6.3 In the present case, the assessee purchased new asset on 5-10-2009 and had transferred the original asset on 8-1-2008. As per section 54F(1) of the Act, the exemption would be available if the assessee purchased the residential house within two years after the date when transfer took place.

As per the judgment of Hon’ble Karnataka High Court, the provisions of section 54F(4) would not be attracted in the event if the assessee has purchased or constructed the residential house within the period prescribed under section 54(1) of the Act. In the case in hand, there is no dispute with regard to the fact that the assessee had purchased within two years (the period prescribed under section 54(F)(1)) a new asset on 5-10-2009 from the date of transfer of the original asset. The Revenue has not cited or placed on record any contrary judgment by the Hon’ble Jurisdictional High Court or Hon’ble Supreme Court. Therefore, respectfully following the ratio laid down by the Hon’ble Karnataka High Court in the case of K. Ramachandra Rao (supra), we hereby set aside the impugned order and direct the assessing officer to re-compute the assessed income after granting the benefit of section 54F of the Act to the assessee”

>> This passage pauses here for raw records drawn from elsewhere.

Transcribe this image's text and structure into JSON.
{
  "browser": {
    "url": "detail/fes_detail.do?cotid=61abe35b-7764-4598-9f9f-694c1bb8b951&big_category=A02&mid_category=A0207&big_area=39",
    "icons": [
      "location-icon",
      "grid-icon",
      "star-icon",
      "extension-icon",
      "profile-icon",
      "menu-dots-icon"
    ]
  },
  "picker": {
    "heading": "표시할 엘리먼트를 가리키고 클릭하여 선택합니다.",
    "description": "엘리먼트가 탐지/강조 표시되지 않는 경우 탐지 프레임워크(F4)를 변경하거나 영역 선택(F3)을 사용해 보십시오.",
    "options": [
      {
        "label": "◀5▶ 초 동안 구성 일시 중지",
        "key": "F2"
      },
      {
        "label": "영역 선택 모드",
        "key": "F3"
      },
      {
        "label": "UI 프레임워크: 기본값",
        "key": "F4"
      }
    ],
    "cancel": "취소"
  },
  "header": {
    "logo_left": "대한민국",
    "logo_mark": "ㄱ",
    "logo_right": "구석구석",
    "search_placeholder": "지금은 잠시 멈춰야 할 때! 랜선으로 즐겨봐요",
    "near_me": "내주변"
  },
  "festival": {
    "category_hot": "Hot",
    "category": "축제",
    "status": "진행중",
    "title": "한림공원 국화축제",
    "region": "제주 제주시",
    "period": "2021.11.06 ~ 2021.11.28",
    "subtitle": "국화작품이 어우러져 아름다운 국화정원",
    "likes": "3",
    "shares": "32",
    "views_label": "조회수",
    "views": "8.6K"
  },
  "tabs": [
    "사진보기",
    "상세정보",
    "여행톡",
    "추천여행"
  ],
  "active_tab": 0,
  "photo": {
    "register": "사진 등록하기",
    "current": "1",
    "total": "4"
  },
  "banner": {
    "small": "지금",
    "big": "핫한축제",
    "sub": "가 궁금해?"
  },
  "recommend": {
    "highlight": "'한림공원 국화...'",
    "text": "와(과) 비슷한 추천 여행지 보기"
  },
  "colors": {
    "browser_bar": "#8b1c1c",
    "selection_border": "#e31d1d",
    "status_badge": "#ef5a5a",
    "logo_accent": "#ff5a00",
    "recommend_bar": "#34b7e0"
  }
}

  1. I find no disparity on the facts. In the case ofAshok Kapasiawala (supra) also the assessee did not deposit the sale consideration in the bank account before the due date of filing of return. But otherwise purchase of house is within two years stipulated in section 54F(1) of the Act. It is not the case of the assessee that she has purchased beyond the period as contemplated in section 54F(1). The only failure is, she has not deposited the sale consideration in capital account. This condition has not been considered as mandatory by the Hon’ble Karnataka High Court. In the decision of Tribunal in the case of Ashok Kapasiawala (supra) Division Bench has followed this decision. No contrary decision was brought to my notice by the department. Therefore, respectfully following the decision of Hon’ble Karnataka High Court and decision of ITAT (supra), I allow the appeal of the assessee and direct the assessing officer to grant exemption under section 54F to the assessee.
  2. In the result, appeal of the assessee is allowed.